Andrew Reilly wrote:
> Could that be done with cfront (C++ to C translation)? From
> memory, cfront didn't do exceptions or rtti either, as they had
> not been invented yet.

The thing is Stroustrup has come out and said that eC++ is pretty much
not worth bothering with. Based on my experience in working with C++ on
project XORP, I am inclined to agree with him -- the usefulness of C++
is degraded without these features.

The point which invoked the original discussion, keeping this
compiler/toolchain agnostic for the moment: the fact the Netlab team has
shown it is possible to implement C++ exceptions for a kernel target, in
a manner which has acceptable performance characteristics for that kind
of target.

RTTI is a separate issue from exceptions. Usually it just amounts to an
additional slot in the vtbl to allow the type of the object to be
determined; and the depth of the inheritance graph.
Beyond this, any additional cost is due to how the compiler implements
RTTI -- naming conventions and linkage conventions are the real issue here.
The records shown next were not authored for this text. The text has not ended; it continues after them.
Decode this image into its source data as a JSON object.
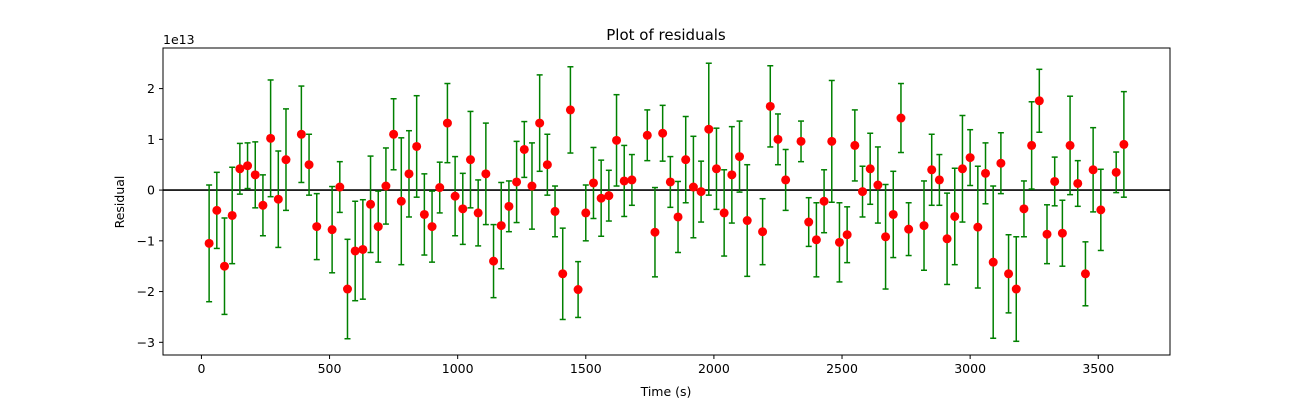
{
  "chart_data": {
    "type": "scatter",
    "title": "Plot of residuals",
    "xlabel": "Time (s)",
    "ylabel": "Residual",
    "y_offset_label": "1e13",
    "xlim": [
      -150,
      3780
    ],
    "ylim": [
      -3.25,
      2.8
    ],
    "xticks": [
      0,
      500,
      1000,
      1500,
      2000,
      2500,
      3000,
      3500
    ],
    "yticks": [
      -3,
      -2,
      -1,
      0,
      1,
      2
    ],
    "reference_line": 0,
    "grid": false,
    "colors": {
      "points": "#ff0000",
      "errorbars": "#008000",
      "zero_line": "#000000"
    },
    "series": [
      {
        "x": [
          30,
          60,
          90,
          120,
          150,
          180,
          210,
          240,
          270,
          300,
          330,
          390,
          420,
          450,
          510,
          540,
          570,
          600,
          630,
          660,
          690,
          720,
          750,
          780,
          810,
          840,
          870,
          900,
          930,
          960,
          990,
          1020,
          1050,
          1080,
          1110,
          1140,
          1170,
          1200,
          1230,
          1260,
          1290,
          1320,
          1350,
          1380,
          1410,
          1440,
          1470,
          1500,
          1530,
          1560,
          1590,
          1620,
          1650,
          1680,
          1740,
          1770,
          1800,
          1830,
          1860,
          1890,
          1920,
          1950,
          1980,
          2010,
          2040,
          2070,
          2100,
          2130,
          2190,
          2220,
          2250,
          2280,
          2340,
          2370,
          2400,
          2430,
          2460,
          2490,
          2520,
          2550,
          2580,
          2610,
          2640,
          2670,
          2700,
          2730,
          2760,
          2820,
          2850,
          2880,
          2910,
          2940,
          2970,
          3000,
          3030,
          3060,
          3090,
          3120,
          3150,
          3180,
          3210,
          3240,
          3270,
          3300,
          3330,
          3360,
          3390,
          3420,
          3450,
          3480,
          3510,
          3570,
          3600
        ],
        "y": [
          -1.05,
          -0.4,
          -1.5,
          -0.5,
          0.42,
          0.48,
          0.3,
          -0.3,
          1.02,
          -0.18,
          0.6,
          1.1,
          0.5,
          -0.72,
          -0.78,
          0.06,
          -1.95,
          -1.2,
          -1.17,
          -0.28,
          -0.72,
          0.08,
          1.1,
          -0.22,
          0.32,
          0.86,
          -0.48,
          -0.72,
          0.05,
          1.32,
          -0.12,
          -0.37,
          0.6,
          -0.45,
          0.32,
          -1.4,
          -0.7,
          -0.32,
          0.16,
          0.8,
          0.08,
          1.32,
          0.5,
          -0.42,
          -1.65,
          1.58,
          -1.96,
          -0.45,
          0.14,
          -0.16,
          -0.11,
          0.98,
          0.18,
          0.2,
          1.08,
          -0.83,
          1.12,
          0.16,
          -0.53,
          0.6,
          0.06,
          -0.03,
          1.2,
          0.42,
          -0.45,
          0.3,
          0.66,
          -0.6,
          -0.82,
          1.65,
          1.0,
          0.2,
          0.96,
          -0.63,
          -0.98,
          -0.22,
          0.96,
          -1.03,
          -0.88,
          0.88,
          -0.03,
          0.42,
          0.1,
          -0.92,
          -0.48,
          1.42,
          -0.77,
          -0.7,
          0.4,
          0.2,
          -0.96,
          -0.52,
          0.42,
          0.64,
          -0.73,
          0.33,
          -1.42,
          0.53,
          -1.65,
          -1.95,
          -0.37,
          0.88,
          1.76,
          -0.87,
          0.17,
          -0.85,
          0.88,
          0.13,
          -1.65,
          0.4,
          -0.39,
          0.35,
          0.9
        ],
        "yerr": [
          1.15,
          0.75,
          0.95,
          0.95,
          0.5,
          0.45,
          0.65,
          0.6,
          1.15,
          0.95,
          1.0,
          0.95,
          0.6,
          0.65,
          0.85,
          0.5,
          0.98,
          0.98,
          0.98,
          0.95,
          0.7,
          0.75,
          0.7,
          1.25,
          0.85,
          1.0,
          0.8,
          0.7,
          0.5,
          0.78,
          0.78,
          0.7,
          0.95,
          0.65,
          1.0,
          0.72,
          0.85,
          0.5,
          0.8,
          0.55,
          0.85,
          0.95,
          0.6,
          0.5,
          0.9,
          0.85,
          0.55,
          0.55,
          0.7,
          0.75,
          0.5,
          0.9,
          0.7,
          0.5,
          0.5,
          0.88,
          0.55,
          0.5,
          0.7,
          0.85,
          1.0,
          0.6,
          1.3,
          0.8,
          0.85,
          0.95,
          0.7,
          1.1,
          0.65,
          0.8,
          0.5,
          0.6,
          0.4,
          0.48,
          0.73,
          0.62,
          1.2,
          0.78,
          0.55,
          0.7,
          0.5,
          0.7,
          0.75,
          1.03,
          0.85,
          0.68,
          0.52,
          0.88,
          0.7,
          0.5,
          0.9,
          0.95,
          1.05,
          0.55,
          1.2,
          0.6,
          1.5,
          0.6,
          0.77,
          1.03,
          0.55,
          0.86,
          0.62,
          0.58,
          0.48,
          0.65,
          0.97,
          0.45,
          0.63,
          0.83,
          0.8,
          0.4,
          1.04
        ]
      }
    ]
  }
}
I don't doubt that how RTTI is implemented in GNU C++, for example, is
likely to lead to bloat, so I am inclined to agree with you that RTTI is
best avoided, for the time being, in kernel context -- although the
benefits of dynamic_cast in capturing shared semantics speak for themselves.

Based on my experience with C++, I would be more concerned about the
potential misuse of templates for introducing bloat. One has to be very,
very careful about how meta-classes are implemented.

It is possible to capture a lot of common semantics in a large software
project using templates, and obtain the benefits of code reuse without
sacrificing performance, but, as I have said earlier in this thread, the
tool has to be wielded carefully to get these benefits.